Dans l'euphorie causée par l'alcool
À la recherche du temps perdu, tome 2 : À l'ombre des jeunes filles en fleurs
Le jeune narrateur craint que le triste spectacle de ses crises d’étouffements ne fasse souffrir sa grand-mère. Mais il ne peut s’empêcher d’en faire état car il redoute que sa grand-mère ne nie sa condition.
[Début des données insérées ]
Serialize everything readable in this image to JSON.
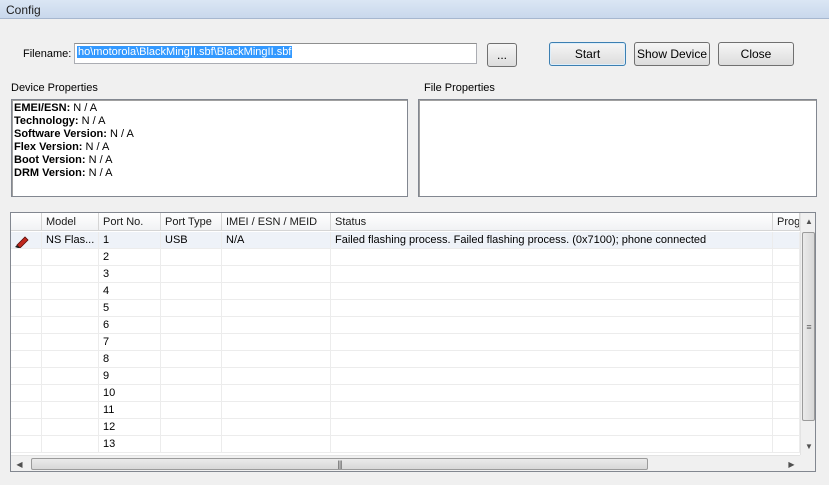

Elle en désapprouve en effet le remède — boire de l’alcool —, sans doute car cela lui évoque l’alcoolisme de son mari :
Depuis longtemps déjà j'étais sujet à des étouffements et notre médecin, malgré la désapprobation de ma grand-mère, qui me voyait déjà mourant alcoolique, m'avait conseillé outre la caféine qui m'était prescrite pour m'aider à respirer, de prendre de la bière, du champagne ou du cognac quand je sentais venir une crise. Celles-ci avorteraient, disait-il, dans l'« euphorie » causée par l'alcool. J'étais souvent obligé pour que ma grand-mère permît qu'on m'en donnât, de ne pas dissimuler, de faire presque montre de mon état de suffocation. D'ailleurs, dès que je le sentais s'approcher, toujours incertain des proportions qu'il prendrait, j'en étais inquiet à cause de la tristesse de ma grand-mère que je craignais beaucoup plus que ma souffrance. Mais en même temps mon corps […] était en détresse tant que je ne l'avais pas communiqué à ma grand-mère. Feignait-elle de n'y prêter aucune attention, il me demandait d'insister. Parfois j'allais trop loin ; et le visage aimé qui n'était plus toujours aussi maître de ses émotions qu'autrefois, laissait paraître une expression de pitié, une contraction douloureuse. Alors mon cœur était torturé par la vue de la peine qu'elle avait : comme si mes baisers eussent dû effacer cette peine, comme si ma tendresse eût pu donner à ma grand-mère autant de joie que mon bonheur, je me jetais dans ses bras. […] Je protestais que ce malaise n'avait rien de pénible, que je n'étais nullement à plaindre, qu'elle pouvait être certaine que j'étais heureux ; mon corps avait voulu obtenir exactement ce qu'il méritait de pitié et pourvu qu'on sût qu'il avait une douleur en son côté droit, il ne voyait pas d'inconvénient à ce que je déclarasse que cette douleur n'était pas un mal […] J'eus presque chaque jour de ces crises d'étouffement pendant ma convalescence. Un soir que ma grand-mère m'avait laissé assez bien, elle rentra dans ma chambre très tard dans la soirée, et s'apercevant que la respiration me manquait : « Oh ! mon Dieu, comme tu souffres », s'écria-t-elle, les traits bouleversés. Elle me quitta aussitôt, j'entendis la porte cochère, et elle rentra un peu plus tard avec du cognac qu'elle était allée acheter parce qu'il n'y en avait pas à la maison. Bientôt je commençai à me sentir heureux. Ma grand-mère, un peu rouge, avait l'air gêné, et ses yeux une expression de lassitude et de découragement.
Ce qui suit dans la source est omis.